Clerics wear/wield armor/weapons appropriate to their deity. Those who say “Well, duh” clearly don’t know Old School Gaming, where all clerics, no matter their god, were forbidden from using edged weapons. It rapidly became a running joke. It was done, I think, to prevent clerics from pretty much totally eclipsing fighters, because they already got full armor proficiency, and if they had access to all the good magic weapons (which were all blades), plus spells, there would be even less reason to play a single-class fighter than there already was.
Now, we get to the fun part… what happens when a chaotic evil dwarf thief asks for a healing spell from the lawful good cleric? You roll some dice, of course!
This is followed by a few more modifiers, including fairly important ones for alignment — the more different the alignment, naturally, the more extreme the penalty. Evil clerics charge double for the same bonus. +6 bonus if the wounded person promises to convert, but a -10 penalty if they then fail to follow through.
The chart itself:
I’d modify a bit: If the result is negative, the cleric actually casts an “Inflict” spell of the same type as the requested “Cure”. I’d eliminate the “every time” part, too, because that ignores how situations (and alignments) might change. Also, does “Will do it free” means that if the target paid in advance to get positive bonuses, they get their money back?

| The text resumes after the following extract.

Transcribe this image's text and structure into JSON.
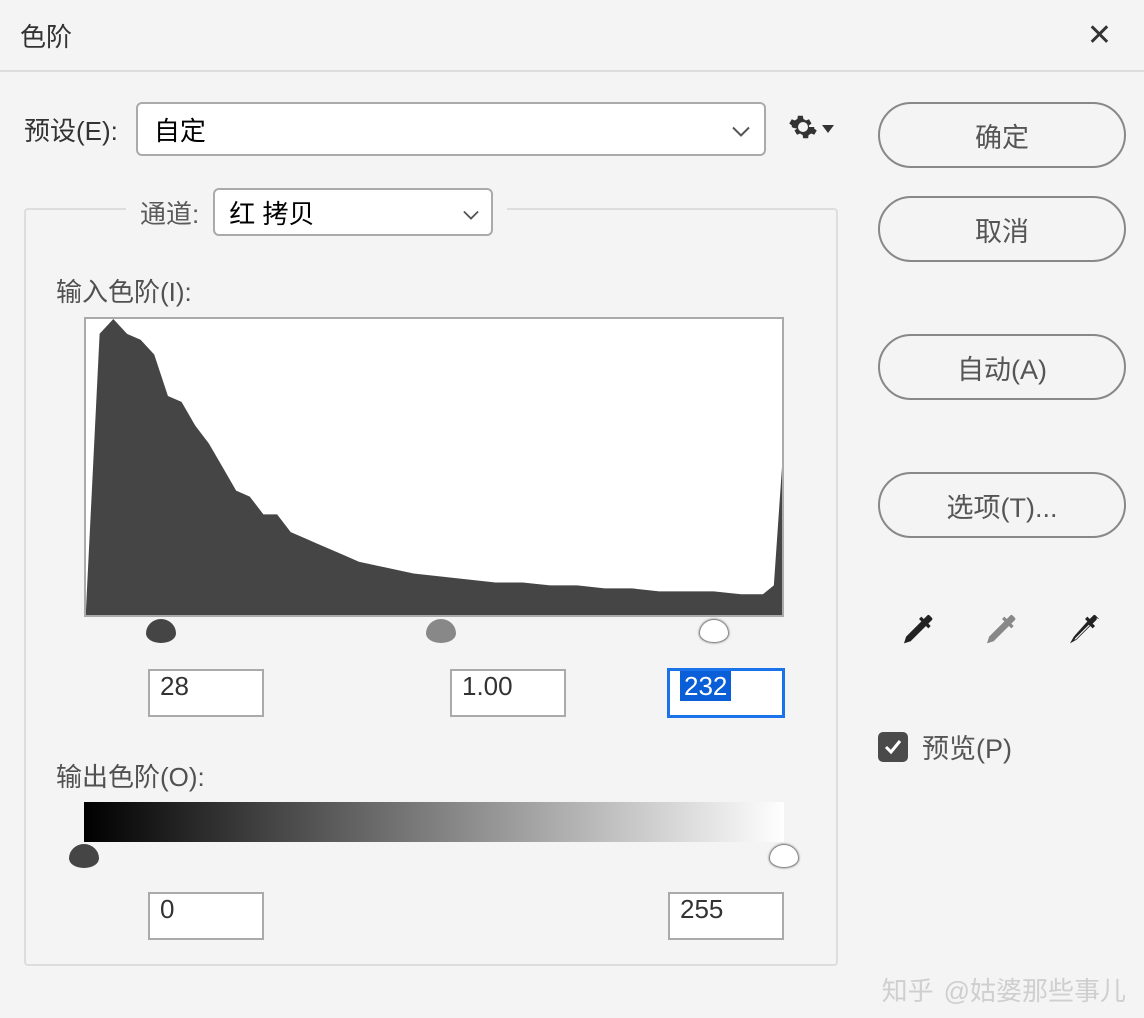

Some people reading this might wonder as to the necessity of this chart. “Why not just roleplay it?” Well, at the time, a lot of players were not exactly amateur thespians, though they did often fantasize about them. (Badu-BUM!) Trivial things like “alignment” and “background” were often ignored in favor of treating characters more like modern video-game avatars, simply a stand in for the player. Thus the question of “Will the Cleric of Good heal the Anti-Paladin?” was usually answered by “Did the guy playing the anti-paladin chip in his fair share for the Chinese food?” (Usually not, ’cause the kind of people who played anti-paladins were usually the kind of people who were generally asshats.) Likewise, random charts like this helped avoid at least a few arguments with the DM over why he was being “such a jerk” by not having the High Priest of Benevolar heal the party from the damage they received while looting the Temple of Benevolar’s orphanage fund. (And, really, it’s sooooo stupid they’d still be pissed off. After all, we burned down the orphanage last game, so, it’s not like they need the money!)